Inadequate staffing leads to nurse burnout which leads to lower patient outcomes. Someday hospital number crunchers will finally see this truth and be proactive in setting nursing budget. Karen
Penn study examines link between nurse burnout, care
July 31, 2012
By Don Sapatkin, Inquirer Staff Writer
AJIC: American Journal of Infection Control
Volume 40, Issue 6
For years, as hospitals cut costs to survive ever-increasing financial pressures, nurses argued that inadequate staffing harms patients.
California's controversial and, so far, unique response was to mandate minimum nurse-to-patient ratios, which, if applied locally, would prevent 222 surgical deaths annually in New Jersey and 264 in Pennsylvania, researchers here calculated in 2010.
Now members of that same University of Pennsylvania team say they have figured out a key reason for that. Though it might seem clear-cut - fewer caregivers provide poorer care - they maintain the issue is not simply numbers but a bad work environment.
Staffing, of course, is a big part. When there also is a lack of teamwork and support from the top, and an inability to act independently, "stress builds up and builds up and builds up until the giver of care just detaches," said lead author Jeannie P. Cimiotti, and "all of a sudden they are doing work, but they are not even cognizant of what they are doing, they are so stressed." They may forget to wash their hands.
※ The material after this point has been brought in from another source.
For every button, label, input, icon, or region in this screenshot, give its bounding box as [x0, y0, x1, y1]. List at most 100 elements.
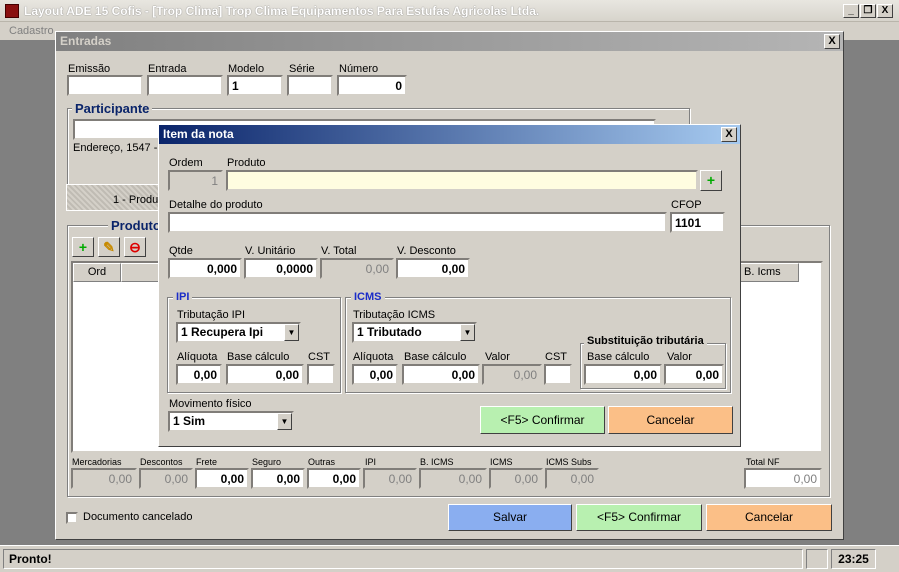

The study is believed to be the first to examine why staffing matters. It also is among the first to measure the potential harm - both injuries for patients and costs for hospitals - using detailed infection data available only in Pennsylvania, where reporting is mandatory.
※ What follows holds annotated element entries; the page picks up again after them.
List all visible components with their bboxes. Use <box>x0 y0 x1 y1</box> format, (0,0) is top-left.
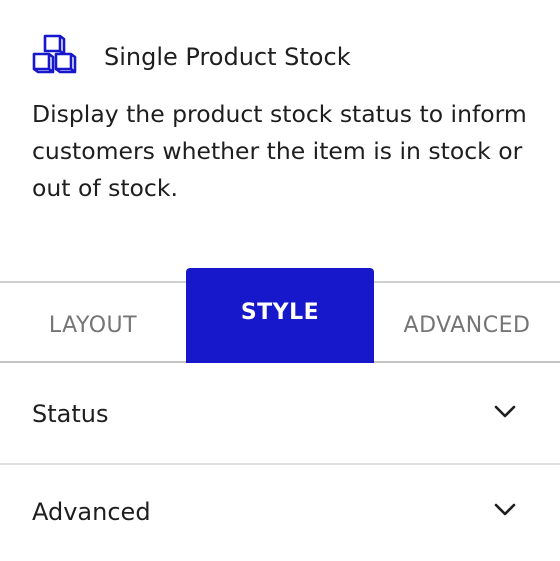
chevron-down-icon[interactable] <box>494 503 516 517</box>
block-description: Display the product stock status to info… <box>32 100 527 202</box>
panel-advanced-label: Advanced <box>32 498 151 526</box>
panel-status[interactable]: Status <box>0 365 560 465</box>
tab-layout[interactable]: LAYOUT <box>0 282 186 362</box>
panel-advanced[interactable]: Advanced <box>0 463 560 561</box>
inspector-tabs: LAYOUT STYLE ADVANCED <box>0 268 560 364</box>
block-title: Single Product Stock <box>104 43 351 71</box>
tab-advanced[interactable]: ADVANCED <box>374 282 560 362</box>
tab-style[interactable]: STYLE <box>186 268 374 363</box>
block-card: Single Product Stock Display the product… <box>0 0 560 202</box>
boxes-icon <box>32 34 78 80</box>
chevron-down-icon[interactable] <box>494 405 516 419</box>
panel-status-label: Status <box>32 400 109 428</box>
If hospitals could reduce their proportion of burned-out nurses to 10 percent from the 30 percent that is typical, according to the study, they would prevent 4,160 cases a year of the two most-common hospital-acquired infections statewide and save $41 million. Insurers are increasingly unwilling to reimburse the expense of treating preventable infections....
..."It is costing hospitals more money not to spend money on nursing," said Linda H. Aiken, another author of the study and director of the Penn nursing school's Center for Health Outcomes and Policy Research.
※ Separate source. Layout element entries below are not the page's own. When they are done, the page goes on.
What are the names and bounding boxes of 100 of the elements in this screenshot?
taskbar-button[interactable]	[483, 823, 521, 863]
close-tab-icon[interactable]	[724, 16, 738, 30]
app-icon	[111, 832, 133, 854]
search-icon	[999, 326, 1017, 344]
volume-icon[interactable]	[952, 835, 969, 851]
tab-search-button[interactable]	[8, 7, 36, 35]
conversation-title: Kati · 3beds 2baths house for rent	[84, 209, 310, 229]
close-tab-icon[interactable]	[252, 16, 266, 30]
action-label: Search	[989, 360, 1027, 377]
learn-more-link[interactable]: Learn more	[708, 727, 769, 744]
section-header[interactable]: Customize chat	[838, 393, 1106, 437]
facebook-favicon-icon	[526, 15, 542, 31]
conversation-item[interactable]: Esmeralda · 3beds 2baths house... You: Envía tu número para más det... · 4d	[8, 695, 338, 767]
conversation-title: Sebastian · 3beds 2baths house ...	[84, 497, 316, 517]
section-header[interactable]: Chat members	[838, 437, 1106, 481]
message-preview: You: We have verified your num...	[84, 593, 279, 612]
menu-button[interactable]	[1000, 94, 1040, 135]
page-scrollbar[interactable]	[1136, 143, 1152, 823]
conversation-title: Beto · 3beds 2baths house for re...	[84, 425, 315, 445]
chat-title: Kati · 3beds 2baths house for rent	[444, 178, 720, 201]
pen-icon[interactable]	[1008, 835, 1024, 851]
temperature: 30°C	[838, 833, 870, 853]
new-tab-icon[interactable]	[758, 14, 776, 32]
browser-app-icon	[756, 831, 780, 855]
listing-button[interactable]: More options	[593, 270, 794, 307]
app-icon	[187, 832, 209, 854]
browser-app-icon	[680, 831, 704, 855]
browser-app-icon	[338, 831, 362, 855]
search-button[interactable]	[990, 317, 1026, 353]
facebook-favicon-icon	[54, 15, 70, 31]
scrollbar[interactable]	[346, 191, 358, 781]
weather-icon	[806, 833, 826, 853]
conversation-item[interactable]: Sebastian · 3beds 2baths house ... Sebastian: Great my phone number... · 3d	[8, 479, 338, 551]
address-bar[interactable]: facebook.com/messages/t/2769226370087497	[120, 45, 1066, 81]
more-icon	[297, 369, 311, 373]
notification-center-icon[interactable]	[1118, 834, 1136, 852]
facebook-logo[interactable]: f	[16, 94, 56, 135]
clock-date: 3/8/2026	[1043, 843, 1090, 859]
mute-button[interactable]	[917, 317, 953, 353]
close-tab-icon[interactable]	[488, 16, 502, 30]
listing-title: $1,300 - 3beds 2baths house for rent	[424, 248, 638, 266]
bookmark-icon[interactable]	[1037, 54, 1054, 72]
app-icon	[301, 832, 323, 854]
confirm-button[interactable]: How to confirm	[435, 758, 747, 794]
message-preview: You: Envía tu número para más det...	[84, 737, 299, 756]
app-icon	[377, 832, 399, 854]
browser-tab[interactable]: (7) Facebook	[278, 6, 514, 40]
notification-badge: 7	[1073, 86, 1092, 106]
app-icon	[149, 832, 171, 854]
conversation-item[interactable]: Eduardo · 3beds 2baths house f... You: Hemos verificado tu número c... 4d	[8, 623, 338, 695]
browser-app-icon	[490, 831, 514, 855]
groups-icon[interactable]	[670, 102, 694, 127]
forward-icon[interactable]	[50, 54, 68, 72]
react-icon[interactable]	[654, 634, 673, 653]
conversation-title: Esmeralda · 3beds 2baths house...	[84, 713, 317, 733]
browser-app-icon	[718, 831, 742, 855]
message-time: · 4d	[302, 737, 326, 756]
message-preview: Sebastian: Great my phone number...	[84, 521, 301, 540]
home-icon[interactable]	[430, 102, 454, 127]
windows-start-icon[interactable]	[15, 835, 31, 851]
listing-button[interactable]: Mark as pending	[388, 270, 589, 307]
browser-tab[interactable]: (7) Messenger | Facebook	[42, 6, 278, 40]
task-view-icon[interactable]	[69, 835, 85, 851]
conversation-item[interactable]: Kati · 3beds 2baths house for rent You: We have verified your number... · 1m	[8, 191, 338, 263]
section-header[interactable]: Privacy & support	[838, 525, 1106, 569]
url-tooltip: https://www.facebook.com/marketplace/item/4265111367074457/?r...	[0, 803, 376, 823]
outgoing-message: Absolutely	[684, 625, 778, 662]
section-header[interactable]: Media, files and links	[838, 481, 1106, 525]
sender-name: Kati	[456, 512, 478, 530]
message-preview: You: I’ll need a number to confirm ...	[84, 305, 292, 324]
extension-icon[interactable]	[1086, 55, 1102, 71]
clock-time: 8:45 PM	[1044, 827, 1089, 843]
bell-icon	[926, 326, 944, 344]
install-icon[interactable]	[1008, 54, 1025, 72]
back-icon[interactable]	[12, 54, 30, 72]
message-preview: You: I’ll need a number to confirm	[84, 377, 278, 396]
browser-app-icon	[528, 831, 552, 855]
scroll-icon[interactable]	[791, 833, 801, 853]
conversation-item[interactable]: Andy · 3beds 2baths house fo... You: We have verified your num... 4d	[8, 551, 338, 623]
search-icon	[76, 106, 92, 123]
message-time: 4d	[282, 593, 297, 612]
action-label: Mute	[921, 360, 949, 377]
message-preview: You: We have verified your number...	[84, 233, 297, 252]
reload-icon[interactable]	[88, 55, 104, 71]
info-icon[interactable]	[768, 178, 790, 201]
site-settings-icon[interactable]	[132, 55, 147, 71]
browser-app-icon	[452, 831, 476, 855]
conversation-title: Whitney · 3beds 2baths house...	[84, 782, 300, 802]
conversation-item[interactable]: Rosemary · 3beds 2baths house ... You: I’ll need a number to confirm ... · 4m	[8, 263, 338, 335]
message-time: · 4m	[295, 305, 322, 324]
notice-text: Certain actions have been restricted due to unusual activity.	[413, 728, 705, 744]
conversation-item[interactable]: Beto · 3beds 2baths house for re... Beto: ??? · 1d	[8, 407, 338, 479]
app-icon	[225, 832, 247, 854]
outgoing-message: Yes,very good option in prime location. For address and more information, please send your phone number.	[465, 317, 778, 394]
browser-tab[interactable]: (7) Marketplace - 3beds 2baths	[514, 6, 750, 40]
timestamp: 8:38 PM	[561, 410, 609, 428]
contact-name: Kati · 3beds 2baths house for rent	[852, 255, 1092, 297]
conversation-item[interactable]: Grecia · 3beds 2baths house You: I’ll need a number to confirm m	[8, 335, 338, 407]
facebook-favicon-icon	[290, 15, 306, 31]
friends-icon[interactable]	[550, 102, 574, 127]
Burnout builds through a cycle of exhaustion, cynicism, and lack of civility, he said. Nurses, who are licensed and must uphold professional standards, may also experience "a value conflict with their employer" if they believe that finances are trumping patient care, Leiter said.
"Basically, what makes burnout is bad management."
Pressure on nurses has risen in recent years as medical conditions have gotten more complex and lengths of patient stay have shortened. Trenton and Harrisburg are among dozens of state capitals where nurse-backed legislation mandating minimum staffing ratios has been introduced but not passed....
, Pages 486-490, August 2012
Nurse staffing, burnout, and health care-associated infection
Jeannie P. Cimiotti, DNSc, RN; Linda H. Aiken, PhD; Douglas M. Sloane. PhD; Evan S. Wu, BS
Each year, nearly 7 million hospitalized patients acquire infections while being treated for other conditions. Nurse staffing has been implicated in the spread of infection within hospitals, yet little evidence is available to explain this association.
We linked nurse survey data to the Pennsylvania Health Care Cost Containment Council report on hospital infections and the American Hospital Association Annual Survey. We examined urinary tract and surgical site infection, the most prevalent infections reported and those likely to be acquired on any unit within a hospital. Linear regression was used to estimate the effect of nurse and hospital characteristics on health care-associated infections.
There was a significant association between patient-to-nurse ratio and urinary tract infection (0.86; P = .02) and surgical site infection (0.93; P = .04). In a multivariate model controlling for patient severity and nurse and hospital characteristics, only nurse burnout remained significantly associated with urinary tract infection (0.82; P = .03) and surgical site infection (1.56; P < .01) infection. Hospitals in which burnout was reduced by 30% had a total of 6,239 fewer infections, for an annual cost saving of up to $68 million.
We provide a plausible explanation for the association between nurse staffing and health care-associated infections. Reducing burnout in registered nurses is a promising strategy to help control infections in acute care facilities.